'Yes, you shall go,' returned Mrs. Blake in a stifled tone. 'I have not been generous, I have spared you nothing, and yet it is not your fault. You have not played with my boy's heart; you never tried to win his heart. Cyril said so himself.'
'No, you have not spared me,' was Audrey's answer, and then the two women parted without kissing each other—Audrey was too sore, too bewildered, for any such caress. They stood holding each other's hands for a moment, and then Mrs. Blake walked to the other end of the room and threw herself down upon a couch. Audrey looked at her for an instant, then she turned and went slowly down the stairs. But as she closed the green gate after her, she told herself that she must be alone for a little, and with a sudden impulse she turned into the courtyard that led to the school-house and chapel. There was one spot where she would be in perfect seclusion, and that was the school library; even if some stray boy were to make his appearance in search of a book—a very unlikely thing at this time in the afternoon—her presence there would attract no notice: she had several times chosen it as a cool, quiet retreat on a hot summer's afternoon. The sight of the big shabby room, with its pillars and book recesses and sloping desks, gave her a momentary sense of relief. The stillness soothed her, and the tumultuous singing in her head and ears seemed to lull. She sat down in one of the inner recesses and looked out on the row of ivy-covered studies and the little gate that led down to the town. A tame jackdaw was hopping among the stones, and a couple of fan-tail pigeons were strutting near him. The mellow brightness of the October sunshine seemed to flood the whole court. Oh, how peaceful it looked, how calm and still! and then Audrey suddenly put down her face on her hands and cried like a baby. 'Oh, if it were only not my fault!' she sobbed; 'but I cannot, cannot bear it,' and for a time she could do nothing but weep.
CHAPTER XXIII
'DADDY, I WANT TO SPEAK TO YOU'
| 'To his eye There was but one beloved face on earth, And that was shining on him.' Chapman. |
Audrey never knew how long she sat there, shedding those healing tears, every one of which seemed to relieve her overcharged heart; it was a luxury to sit there in that cool shadowed stillness. Presently she would rouse herself and go back to her world again; presently, but not just now! By and by she would think it all out, she would question her own heart more closely. Hitherto she had feared any such scrutiny—now it would be selfish, cowardly, to avoid it any longer; but at the present minute she was only conscious that she and everyone else were miserable.

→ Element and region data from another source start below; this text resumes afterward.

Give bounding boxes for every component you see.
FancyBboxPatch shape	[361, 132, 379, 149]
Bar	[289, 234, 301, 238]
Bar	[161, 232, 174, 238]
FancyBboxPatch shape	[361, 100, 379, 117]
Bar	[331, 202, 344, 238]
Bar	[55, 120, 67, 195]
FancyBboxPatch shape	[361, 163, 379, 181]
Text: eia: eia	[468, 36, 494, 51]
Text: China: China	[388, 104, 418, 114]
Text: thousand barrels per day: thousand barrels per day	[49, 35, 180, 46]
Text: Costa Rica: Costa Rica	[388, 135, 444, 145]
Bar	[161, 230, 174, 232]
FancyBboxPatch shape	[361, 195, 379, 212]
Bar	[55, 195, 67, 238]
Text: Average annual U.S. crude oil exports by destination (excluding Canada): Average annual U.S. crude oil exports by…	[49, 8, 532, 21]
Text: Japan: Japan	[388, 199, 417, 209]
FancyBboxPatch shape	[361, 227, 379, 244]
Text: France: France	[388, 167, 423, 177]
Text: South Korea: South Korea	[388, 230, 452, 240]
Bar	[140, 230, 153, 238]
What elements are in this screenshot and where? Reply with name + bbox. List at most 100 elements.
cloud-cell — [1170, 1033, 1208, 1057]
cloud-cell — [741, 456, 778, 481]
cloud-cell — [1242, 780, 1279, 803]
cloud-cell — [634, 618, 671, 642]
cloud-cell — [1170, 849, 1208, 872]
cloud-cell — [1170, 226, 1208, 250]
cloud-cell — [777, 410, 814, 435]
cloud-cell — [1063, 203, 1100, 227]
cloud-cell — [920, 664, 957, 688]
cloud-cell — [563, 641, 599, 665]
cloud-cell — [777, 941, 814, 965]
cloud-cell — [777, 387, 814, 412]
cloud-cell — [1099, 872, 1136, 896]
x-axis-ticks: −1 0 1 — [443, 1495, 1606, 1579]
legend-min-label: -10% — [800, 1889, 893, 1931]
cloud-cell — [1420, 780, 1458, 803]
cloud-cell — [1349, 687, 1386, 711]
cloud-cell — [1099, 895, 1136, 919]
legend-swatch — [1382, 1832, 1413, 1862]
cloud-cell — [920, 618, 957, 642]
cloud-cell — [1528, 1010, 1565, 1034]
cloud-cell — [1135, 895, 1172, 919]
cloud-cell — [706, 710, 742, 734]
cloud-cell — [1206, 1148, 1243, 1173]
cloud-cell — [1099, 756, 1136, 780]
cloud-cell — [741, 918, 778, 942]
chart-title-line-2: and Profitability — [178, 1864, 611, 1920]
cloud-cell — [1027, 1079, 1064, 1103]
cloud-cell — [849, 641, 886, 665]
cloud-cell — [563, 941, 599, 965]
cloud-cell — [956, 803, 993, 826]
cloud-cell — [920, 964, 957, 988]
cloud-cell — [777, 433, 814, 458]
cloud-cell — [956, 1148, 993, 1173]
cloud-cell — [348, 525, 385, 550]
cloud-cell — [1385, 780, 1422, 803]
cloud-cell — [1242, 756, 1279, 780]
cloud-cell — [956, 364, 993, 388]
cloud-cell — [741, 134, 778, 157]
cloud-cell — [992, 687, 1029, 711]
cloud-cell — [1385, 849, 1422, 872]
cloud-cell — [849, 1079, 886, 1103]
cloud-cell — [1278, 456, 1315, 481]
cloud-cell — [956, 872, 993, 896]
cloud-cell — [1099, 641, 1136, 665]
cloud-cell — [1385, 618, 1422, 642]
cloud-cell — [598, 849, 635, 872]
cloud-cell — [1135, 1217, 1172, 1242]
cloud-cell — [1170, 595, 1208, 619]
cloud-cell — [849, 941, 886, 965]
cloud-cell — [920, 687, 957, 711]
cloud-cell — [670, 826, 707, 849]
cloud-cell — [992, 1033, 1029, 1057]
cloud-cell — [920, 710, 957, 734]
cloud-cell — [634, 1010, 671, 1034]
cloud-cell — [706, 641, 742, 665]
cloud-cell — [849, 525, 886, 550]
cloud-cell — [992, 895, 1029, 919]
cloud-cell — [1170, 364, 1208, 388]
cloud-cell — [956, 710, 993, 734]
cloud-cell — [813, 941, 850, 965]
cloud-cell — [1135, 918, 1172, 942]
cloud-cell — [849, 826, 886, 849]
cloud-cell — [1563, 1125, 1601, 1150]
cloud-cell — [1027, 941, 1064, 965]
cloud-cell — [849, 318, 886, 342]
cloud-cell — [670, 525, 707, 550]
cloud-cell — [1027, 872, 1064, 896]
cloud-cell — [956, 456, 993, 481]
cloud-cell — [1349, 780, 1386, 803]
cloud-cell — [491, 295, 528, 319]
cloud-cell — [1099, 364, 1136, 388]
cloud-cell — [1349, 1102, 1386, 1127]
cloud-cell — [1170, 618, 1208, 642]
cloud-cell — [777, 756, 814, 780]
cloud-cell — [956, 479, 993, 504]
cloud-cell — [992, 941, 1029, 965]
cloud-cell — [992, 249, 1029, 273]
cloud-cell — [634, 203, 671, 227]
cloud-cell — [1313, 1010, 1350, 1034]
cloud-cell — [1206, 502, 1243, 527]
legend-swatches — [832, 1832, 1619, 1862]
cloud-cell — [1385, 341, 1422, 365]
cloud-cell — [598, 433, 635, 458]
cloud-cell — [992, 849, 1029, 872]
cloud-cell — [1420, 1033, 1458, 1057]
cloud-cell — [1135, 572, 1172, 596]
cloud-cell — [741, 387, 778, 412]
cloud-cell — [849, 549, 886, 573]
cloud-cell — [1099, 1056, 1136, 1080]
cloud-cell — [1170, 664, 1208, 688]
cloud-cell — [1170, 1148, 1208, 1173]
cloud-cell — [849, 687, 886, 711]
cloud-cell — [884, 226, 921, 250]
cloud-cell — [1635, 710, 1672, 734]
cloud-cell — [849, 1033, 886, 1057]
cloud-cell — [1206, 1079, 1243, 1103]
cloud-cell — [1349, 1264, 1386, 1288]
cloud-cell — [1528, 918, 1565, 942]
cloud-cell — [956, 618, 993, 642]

At this moment she heard footsteps crossing the courtyard. Then, to her dismay, they entered the lobby. She had only just time to drag down a book from the shelves and open it haphazard; it was a volume on natural history. Anyone would have thought her absorbed, she pored so attentively over that plate of gaudy butterflies, never raising her head to look at the new-comer, who stood a few yards off regarding her with unqualified astonishment. Cyril Blake—for it was he, and no other, who had entered the library—would willingly have withdrawn without attracting her notice; but one of the boys in the sanatorium wanted a certain fascinating book of adventures, and he had promised to fetch it. He knew the volume was in this very recess, and he saw with some annoyance that it would be necessary to disturb her.
'Miss Ross,' he said, in that quiet, guarded tone in which he always addressed her now, 'may I trouble you to move just for one moment? I am so sorry to disturb you, but Willie Taylor—' and then he stopped as though he were suddenly petrified.